This is a collection of code to help you get started analyzing the data collected by Cristina Mazuski. A subset of the data including the DLC output coordinates is included in this repository (except for Female3.npy which is too large), but you should also check out the original dataset here. All code is in Python, easily run through jupyter notebooks. You should be able to run most of this without any problem on a typical laptop. If you want to do some more sophisticated analysis using larger neural nets, you will need to install the GPU versions of the deep learning packages, but this is definitely not necessary. I have tested this on Windows, and also on Linux through WSL, and it should work on Mac, barring minor wrinkles.
Follow the simple steps if you just want to get it working as fast as possible. Read the explanations below if you want to learn more, or if something goes wrong and you need to troubleshoot.
- Install Anaconda from here
- Clone or copy this github repository to your local computer. Simplest way is to click on Code > Download Zip on the github web interface, and extract the zip file.

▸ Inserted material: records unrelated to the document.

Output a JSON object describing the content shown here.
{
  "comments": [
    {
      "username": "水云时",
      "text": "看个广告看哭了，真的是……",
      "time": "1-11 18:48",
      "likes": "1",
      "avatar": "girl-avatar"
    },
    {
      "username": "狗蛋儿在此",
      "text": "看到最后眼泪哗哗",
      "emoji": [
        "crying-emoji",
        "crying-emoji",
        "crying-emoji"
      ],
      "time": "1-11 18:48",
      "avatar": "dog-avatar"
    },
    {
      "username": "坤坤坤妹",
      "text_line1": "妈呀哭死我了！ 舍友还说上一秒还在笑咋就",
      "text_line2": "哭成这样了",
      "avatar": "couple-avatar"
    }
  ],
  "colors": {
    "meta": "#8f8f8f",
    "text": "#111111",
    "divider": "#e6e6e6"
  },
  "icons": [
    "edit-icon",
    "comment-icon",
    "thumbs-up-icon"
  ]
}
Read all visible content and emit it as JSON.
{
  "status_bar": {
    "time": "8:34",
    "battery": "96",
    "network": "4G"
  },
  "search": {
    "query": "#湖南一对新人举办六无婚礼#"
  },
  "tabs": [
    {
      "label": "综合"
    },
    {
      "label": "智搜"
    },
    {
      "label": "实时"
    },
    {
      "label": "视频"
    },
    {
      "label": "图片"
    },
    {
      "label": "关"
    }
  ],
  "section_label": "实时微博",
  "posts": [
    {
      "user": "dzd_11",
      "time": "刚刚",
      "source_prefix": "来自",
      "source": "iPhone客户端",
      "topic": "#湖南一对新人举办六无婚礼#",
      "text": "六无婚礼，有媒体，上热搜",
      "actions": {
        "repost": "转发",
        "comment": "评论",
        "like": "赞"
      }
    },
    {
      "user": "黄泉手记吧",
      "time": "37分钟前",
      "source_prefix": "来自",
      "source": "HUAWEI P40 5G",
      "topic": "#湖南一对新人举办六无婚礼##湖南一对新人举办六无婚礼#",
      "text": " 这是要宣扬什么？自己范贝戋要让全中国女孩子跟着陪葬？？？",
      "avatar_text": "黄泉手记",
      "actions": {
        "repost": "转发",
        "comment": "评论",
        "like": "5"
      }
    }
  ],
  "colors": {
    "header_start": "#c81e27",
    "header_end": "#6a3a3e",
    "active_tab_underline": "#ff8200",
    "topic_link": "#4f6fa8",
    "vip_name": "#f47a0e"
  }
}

- Launch Anaconda Prompt if you are on Windows, or just launch a terminal window if you are on Mac.
- Navigate to the root folder of the downloaded github repository in the terminal by typing
cd C:\your\path\here\swc-en-social
- In the terminal, type
conda env create -f env-cpu.yml
and follow instructions to install all of the required packages. Say yes to whatever conda asks. - Activate this environment by typing
conda activate swc-en-social
- Launch a jupyter notebook server by typing
jupyter notebook
- A browser page with the notebook files should open up. If not, go to http://localhost:8888 on your browser. Small chance it asks for a password, if so you can set one up as instructed here
- Open
01_introduction.ipynb
and follow instructions inside.
You should install Python through conda
, which is a package manager. Conda is very useful tool when developing python code, as it keeps track of all the tens of packages you install and makes sure they are all compatible with each other. You typically create a new conda "environment" which contains a specific version of Python and all of the packages you need for each project. This makes it easier to share your projects, so if you develop something on Windows and you want to run it on a Mac you can share the environment file and the other person can get all of the dependencies easily (usually). Read this to learn about how to manage conda environments. Anaconda is the full installation with all the bells and whistles, and miniconda is a bare-bones version. I've tested with Anaconda only but Miniconda will probably work too.

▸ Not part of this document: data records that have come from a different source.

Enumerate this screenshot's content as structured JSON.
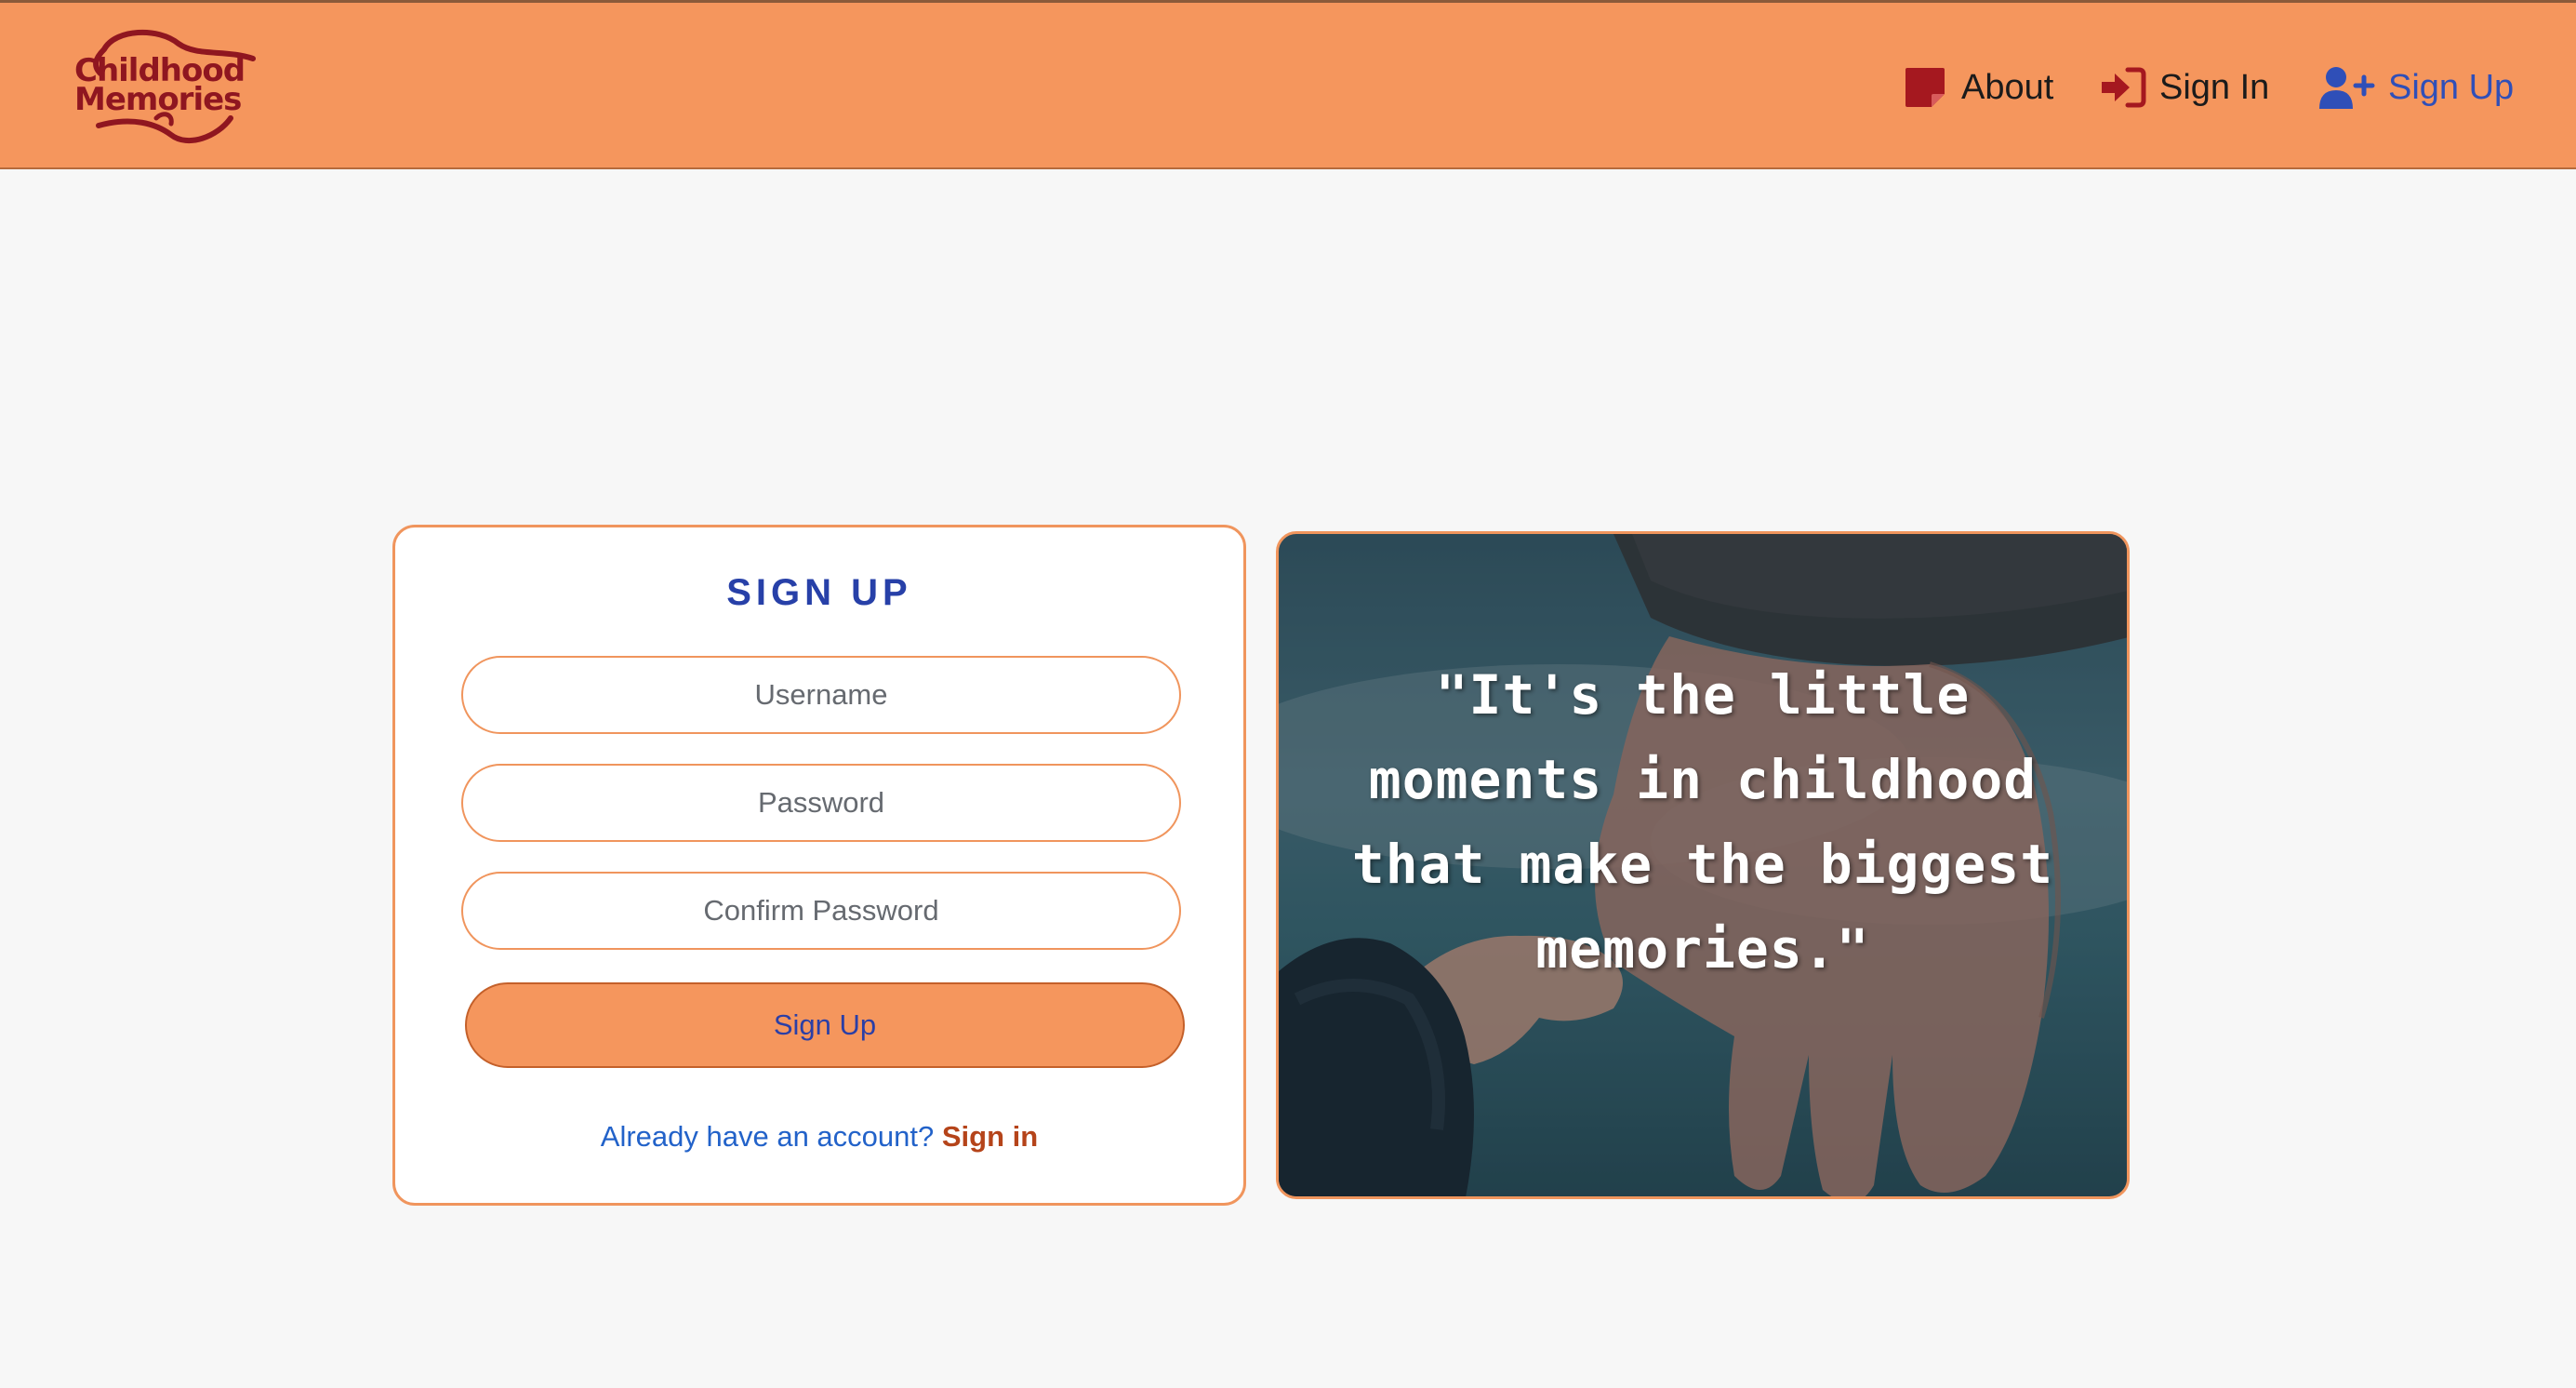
{
  "brand": {
    "logo_text": "Childhood Memories",
    "colors": {
      "header": "#f5965d",
      "logo": "#8f1620",
      "accent_blue": "#2740a8",
      "link_orange": "#b5441a"
    }
  },
  "nav": {
    "about": {
      "label": "About",
      "icon": "sticky-note-icon"
    },
    "signin": {
      "label": "Sign In",
      "icon": "sign-in-icon"
    },
    "signup": {
      "label": "Sign Up",
      "icon": "user-plus-icon"
    }
  },
  "form": {
    "title": "SIGN UP",
    "username_placeholder": "Username",
    "password_placeholder": "Password",
    "confirm_placeholder": "Confirm Password",
    "submit_label": "Sign Up",
    "already_text": "Already have an account?",
    "signin_link": "Sign in"
  },
  "hero": {
    "quote": "\"It's the little moments in childhood that make the biggest memories.\""
  }
}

The command conda env create -f env-basic-cpu.yml
creates a new conda environment based on the requirements that I included in this repository. It should work without a problem, though it's possible that on some platforms there are a few minor wrinkles. If you do encounter this issue, you can create a fresh conda environment and install the required packages by running the following commands (omit cpuonly
from the last line if you are on Mac):
conda create --name swc-en-social numpy matplotlib scikit-learn
conda install -c conda-forge notebook
conda install pytorch torchvision torchaudio cpuonly -c pytorch
Next, we activate the environment, and launch a jupyter notebook
server. This is a platform that lets you write and run snippets of python code in browser and see the results immediately. It's the most common tool I know of for data exploration and analysis in industry and academia, especially for ML-type things. The notebook "server" runs only on your local computer and by default is only accessible locally at port 8888 of localhost. When you type http://localhost:8888
on your local browser, it connects to the server you started running.